The court then looked back on its key aviation preemption decisions, starting with Montalvo v. Spirit Airlines, 508 F.3d 464 (9th Cir. 2007). In Montalvo, the court held that claims based on an airline crew’s failure to warn about travel-related deep vein thrombosis were preempted by the Act because the Act and the Federal Aviation Regulations (FARs) demonstrated that Congress “clearly indicated its intent to be the sole regulator” of aviation safety. The court then considered Martin v. Midwest Express Holdings, Inc., 555 F.3d 806 (9th Cir. 2009), which “circumscribed the preemptive effect” of the Act, holding that state law tort claims involving airplane stairs were not preempted by federal law because they were not subject to “pervasive regulation or other grounds for preemption.”

With this background, the court undertook a review of the applicable FARs, which it held “confirm that pilot qualifications and medical standards for airmen, unlike aircraft stairs, are pervasively regulated.” The court noted that the Act specifically authorizes the FAA to issue airmen certificates, which can be granted or denied based on whether applicants “meet certain medical standards.” The FARs extensively govern medical standards for mental, neurological, and general medical conditions.
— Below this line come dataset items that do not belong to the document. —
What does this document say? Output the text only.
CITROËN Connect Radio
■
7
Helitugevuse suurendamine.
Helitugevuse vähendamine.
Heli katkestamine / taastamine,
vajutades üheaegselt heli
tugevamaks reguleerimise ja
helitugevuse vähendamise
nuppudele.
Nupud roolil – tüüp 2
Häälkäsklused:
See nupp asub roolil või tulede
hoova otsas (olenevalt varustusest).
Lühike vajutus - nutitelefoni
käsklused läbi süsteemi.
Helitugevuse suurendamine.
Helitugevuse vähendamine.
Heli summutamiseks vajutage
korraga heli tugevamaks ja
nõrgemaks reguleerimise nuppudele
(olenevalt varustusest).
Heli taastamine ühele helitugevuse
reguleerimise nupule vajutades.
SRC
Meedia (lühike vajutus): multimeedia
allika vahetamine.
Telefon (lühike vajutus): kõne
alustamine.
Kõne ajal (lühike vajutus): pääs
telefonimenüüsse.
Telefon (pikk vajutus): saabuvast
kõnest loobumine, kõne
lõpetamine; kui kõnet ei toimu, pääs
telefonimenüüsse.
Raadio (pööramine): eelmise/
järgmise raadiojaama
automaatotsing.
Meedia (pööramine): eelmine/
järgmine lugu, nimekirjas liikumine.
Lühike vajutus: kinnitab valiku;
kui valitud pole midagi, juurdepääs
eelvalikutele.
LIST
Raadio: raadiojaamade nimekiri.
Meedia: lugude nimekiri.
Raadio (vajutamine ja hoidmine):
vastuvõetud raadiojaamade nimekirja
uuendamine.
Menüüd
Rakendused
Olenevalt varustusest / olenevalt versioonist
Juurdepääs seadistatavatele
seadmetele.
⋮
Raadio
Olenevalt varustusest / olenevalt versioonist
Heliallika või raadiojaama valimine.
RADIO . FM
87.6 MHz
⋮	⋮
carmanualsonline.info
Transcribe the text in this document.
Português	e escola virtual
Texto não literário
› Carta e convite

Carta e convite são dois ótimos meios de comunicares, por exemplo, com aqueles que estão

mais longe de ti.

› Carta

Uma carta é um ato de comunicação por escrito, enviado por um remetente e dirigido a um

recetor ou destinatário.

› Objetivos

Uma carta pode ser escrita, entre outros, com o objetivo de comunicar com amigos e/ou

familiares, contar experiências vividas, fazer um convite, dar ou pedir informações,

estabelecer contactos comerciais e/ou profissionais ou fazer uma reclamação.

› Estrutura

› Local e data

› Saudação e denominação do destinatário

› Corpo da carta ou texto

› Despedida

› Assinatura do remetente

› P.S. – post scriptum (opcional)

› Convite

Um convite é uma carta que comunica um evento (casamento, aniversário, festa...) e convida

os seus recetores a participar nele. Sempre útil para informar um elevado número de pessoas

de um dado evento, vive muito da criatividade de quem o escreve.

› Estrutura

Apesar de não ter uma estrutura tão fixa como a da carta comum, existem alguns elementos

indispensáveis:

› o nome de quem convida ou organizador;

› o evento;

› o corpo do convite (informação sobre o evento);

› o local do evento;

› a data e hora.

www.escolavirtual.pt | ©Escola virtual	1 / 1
See 14 C.F.R. § 67.101-67.113; 67.201-67.313.

“In light of this statutory and regulatory backdrop,” and guided by Montalvo and Martin, the court “conclude[d] that the [Act] and accompanying FARs preempt Ventress’s retaliation and constructive termination claims” for two reasons: (1) “the pervasiveness of federal safety regulations for pilots,” and (2) “the congressional goal of a uniform system of aviation safety.” The court noted that Ventress’s claims were merely “backdoor challenges to JAL’s safety-related decisions” regarding pilot “physical and mental fitness to operate civil aircraft.” This “inquiry into medical fitness . . . intrudes upon the federally occupied field of pilot safety and qualifications that Congress has reserved for the [FAA] and impermissibly subjects federal law to ‘supplementation by, [and] variation among, state laws.’” (Citations omitted.)

The court was careful to limit its holding, however, noting that it did not “suggest that the [Act] preempts all retaliation and constructive termination claims brought under California law.” It recognized that “Congress has not occupied the field of employment law in the aviation context and that the [Act] does not confer upon the [FAA] the exclusive power to regulate all employment matters involving airmen.” Instead, the court concluded that the Act “preempts state law claims that encroach upon, supplement, or alter the federally occupied field of aviation safety[.]”2


The Ventress III decision—consistent with the Ninth Circuit’s decision in Montalvo—correctly affirms years of preemption jurisprudence holding that state law claims that intrude upon the federally regulated area of aviation safety will be preempted. This well-reasoned approach furthers Congress’ goal of creating a uniform system of aviation safety, and provides airlines with another tool in their kit to combat state law claims, employment and otherwise.